A Copilot — in the sense used by products like Microsoft Copilot or GitHub Copilot — is a reactive system. It waits for your prompt. It generates a response: text, code, a summary, a suggestion. Then it waits again. It does not act on the world unless you take its output and act yourself. It has no persistent state between sessions unless explicitly provided. It cannot send an email, call an API, modify a file, browse the web, or make a decision in your absence. The interaction paradigm is the chat box: you write, it responds, you respond.
An Agent is architecturally different. An AI agent has access to tools — capabilities for acting on external systems — and a reasoning loop that allows it to decompose a goal into sub-tasks, execute those sub-tasks (sequentially or in parallel), observe the results, and update its strategy without human intervention at each step. An agent can navigate the web, query and write to databases, read and modify files, send messages, run code, and work for hours or days toward an objective you assigned it once.
The practical distinction: a Copilot helps you do something.

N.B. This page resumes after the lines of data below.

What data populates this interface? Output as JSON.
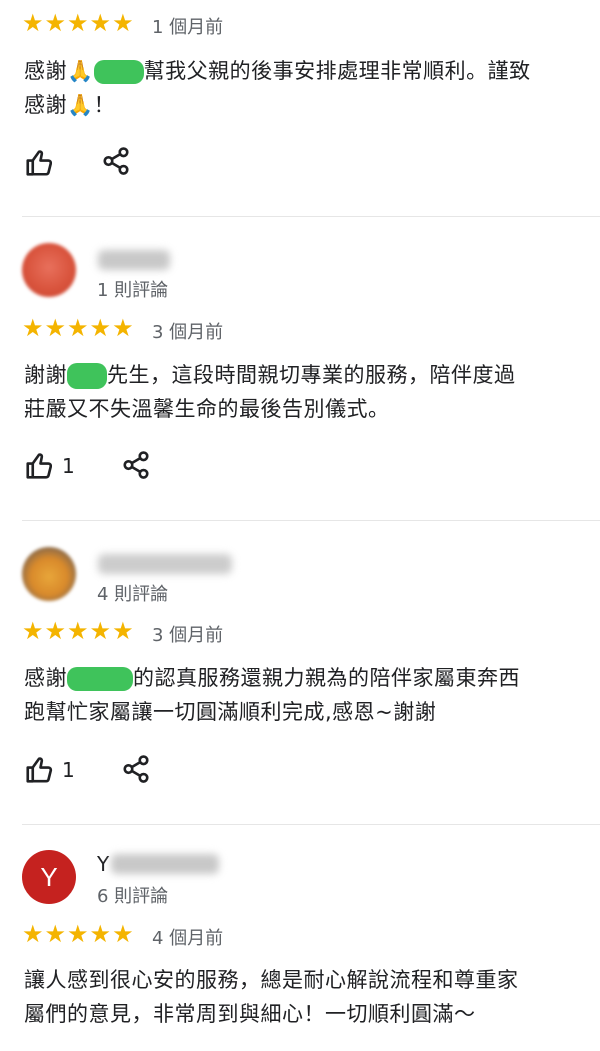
{
  "colors": {
    "star": "#f4b400",
    "redact": "#3fc35b",
    "avatar_y": "#c5221f"
  },
  "reviews": [
    {
      "time": "1 個月前",
      "text_lines": [
        {
          "pre": "感謝🙏",
          "post": "幫我父親的後事安排處理非常順利。謹致"
        },
        {
          "pre": "感謝🙏！",
          "post": ""
        }
      ],
      "likes": ""
    },
    {
      "review_count": "1 則評論",
      "time": "3 個月前",
      "text_lines": [
        {
          "pre": "謝謝",
          "post": "先生，這段時間親切專業的服務，陪伴度過"
        },
        {
          "pre": "莊嚴又不失溫馨生命的最後告別儀式。",
          "post": ""
        }
      ],
      "likes": "1"
    },
    {
      "review_count": "4 則評論",
      "time": "3 個月前",
      "text_lines": [
        {
          "pre": "感謝",
          "post": "的認真服務還親力親為的陪伴家屬東奔西"
        },
        {
          "pre": "跑幫忙家屬讓一切圓滿順利完成,感恩~謝謝",
          "post": ""
        }
      ],
      "likes": "1"
    },
    {
      "avatar_letter": "Y",
      "name_initial": "Y",
      "review_count": "6 則評論",
      "time": "4 個月前",
      "text_lines": [
        {
          "pre": "讓人感到很心安的服務，總是耐心解說流程和尊重家",
          "post": ""
        },
        {
          "pre": "屬們的意見，非常周到與細心！一切順利圓滿～",
          "post": ""
        }
      ]
    }
  ]
}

An agent does something on your behalf. In the first case, you remain in the loop at every step. In the second, you may not be in the loop at all.
The dominant architecture for modern agents is the ReAct (Reasoning + Acting) loop, or its variants. At each step, the language model at the core of the agent performs three operations: it reasons about the current state of the task, decides which of its available tools to invoke, and observes the result to update its reasoning. This cycle repeats until the goal is reached or the model determines it cannot proceed. What makes this qualitatively different from a Copilot is persistence: the agent maintains state across steps, adapts its strategy based on intermediate results, and continues executing through a sequence of actions toward a goal without requiring human confirmation at each turn.
This capability is genuinely powerful. It is also the source of genuinely new risks. The specification problem — articulating what you actually want precisely enough that an autonomous system will not diverge from your intentions in consequential ways — is fundamentally hard. Humans who receive instructions can ask clarifying questions, notice contradictions, pause when something feels wrong. An agent operates within the goal as it understands it. Its understanding is a statistical approximation of your intent. The gap between the two can be large or small, and you will often only know after the fact.
Multi-agent systems — architectures where multiple agents collaborate, with one "orchestrator" agent delegating to specialist "sub-agents" — amplify both the capability and the specification problem. The orchestrator does not fully understand what the sub-agents are doing at each step any more than the human user understands what the orchestrator is doing. Verification becomes harder the more layers of delegation there are.
The frontier research in AI safety treats this as one of the central challenges of the next five years: ensuring that increasingly capable autonomous systems remain reliably aligned with their operators' actual intentions, not just their stated instructions. The engineering approaches — sandboxing, human-in-the-loop confirmation for high-stakes actions, interpretability tools — are active areas of work. None of them is solved.
Delegating the writing of an email to an assistant is one thing. Delegating an entire business process to an autonomous agent that works while you sleep is another. The question of how to maintain meaningful control over a system that acts faster and more continuously than any human supervisor is one of the defining challenges of the agentic era — and not one that the product announcements have been rushing to address.